[gmx-developers] Math function precision
Schulz, Roland
roland.schulz at intel.com
Thu Sep 15 19:12:37 CEST 2016
Hi,
What precision do we expect from math functions in GROMACS? We use by default relatively aggressive math options for many compilers but we haven't documented what precision we demand from the compiler. This makes it difficult to decide for new compilers / compiler versions what the correct set of flags is.

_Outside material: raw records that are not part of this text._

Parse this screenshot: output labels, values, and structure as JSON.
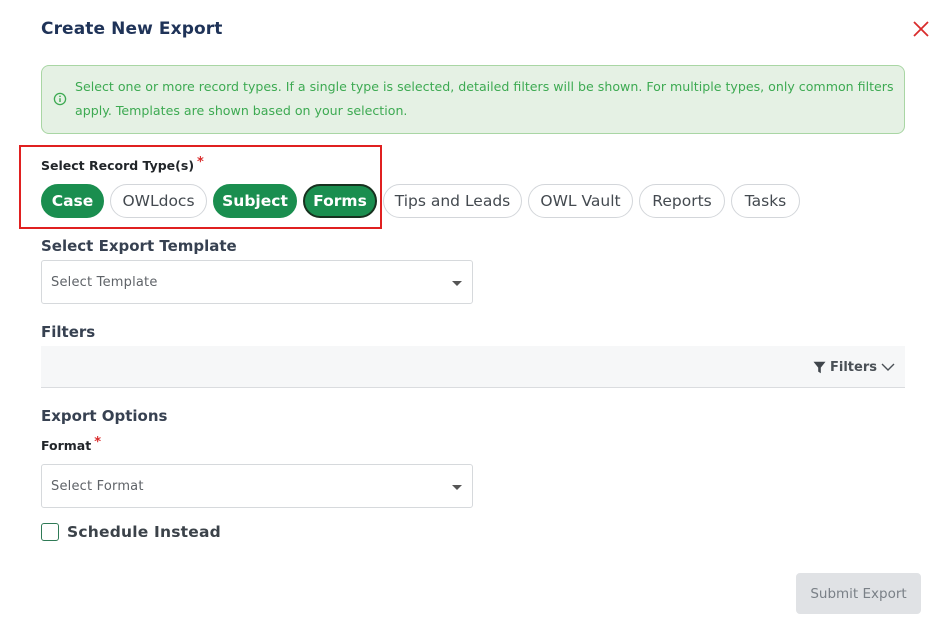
{
  "modal": {
    "title": "Create New Export",
    "close_icon": "close-icon",
    "accent_color": "#1a8e4f",
    "close_color": "#d92b2b"
  },
  "info": {
    "icon": "info-circle-icon",
    "text": "Select one or more record types. If a single type is selected, detailed filters will be shown. For multiple types, only common filters apply. Templates are shown based on your selection."
  },
  "record_types": {
    "label": "Select Record Type(s)",
    "required_marker": "*",
    "items": [
      {
        "label": "Case",
        "selected": true
      },
      {
        "label": "OWLdocs",
        "selected": false
      },
      {
        "label": "Subject",
        "selected": true
      },
      {
        "label": "Forms",
        "selected": true
      },
      {
        "label": "Tips and Leads",
        "selected": false
      },
      {
        "label": "OWL Vault",
        "selected": false
      },
      {
        "label": "Reports",
        "selected": false
      },
      {
        "label": "Tasks",
        "selected": false
      }
    ]
  },
  "template": {
    "title": "Select Export Template",
    "placeholder": "Select Template"
  },
  "filters": {
    "title": "Filters",
    "toggle_label": "Filters",
    "icons": [
      "filter-icon",
      "chevron-down-icon"
    ]
  },
  "export_options": {
    "title": "Export Options",
    "format_label": "Format",
    "required_marker": "*",
    "format_placeholder": "Select Format",
    "schedule_label": "Schedule Instead",
    "schedule_checked": false
  },
  "submit": {
    "label": "Submit Export",
    "disabled": true
  }
}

How many ulps max relative error do we accept for standard math functions? Should we use the same precision for non-simd math function as for simd functions (GMX_SIMD_ACCURACY_BITS_SINGLE)? Our default (22) corresponds to accepting 1ulp relative error, correct? Currently our default flags for ICC don't specify accuracy and thus we use the default accuracy for O3 which is 4ulps. Also AFAIK gcc -ffast-math allows 2ulps errors. Where this matters is in FunctionTest.ErfInvDouble which fails with ICC17 and -no-prec-div (corresponds to -ffast-math) because the result is only correct to 6ulp but the test requires 4ulp which I believe one cannot guarantee if the intermediate results are only correct to 2ulp (because it includes a difference of intermediate results).
How accurate results do we accept for non-standard input values such as extremes, nans, infinites, denormals. For GCC we use -ffast-math which AFAIU means it won't produce correct results for nans and infinites. I'm not sure about extremes and denormals.
An example where this matters: When compiling with ICC and allowing that all 4 non-standard values don't have to produce correct results (using -fast or -fp-model fast=2 or -fimf-domain-exclusion=common) than the complex/nbnxn-ljpme-LB test fails because cr2 (nbnxn_kernel_ref_inner.h line 241) gets very large and expf(cr2) should produce zero but produces NaN. Our SIMD exp also doesn't support very large values but in our SIMD kernel we mask out particles beyond the cut-off so that this cannot get that large.
Do we expect that serial math functions produces correct values for extreme values and thus is the ref_inner usage OK as is? And thus ICC shouldn't use domain-exclusion=extremes? Or should ref_inner not rely on expf being OK for very large values?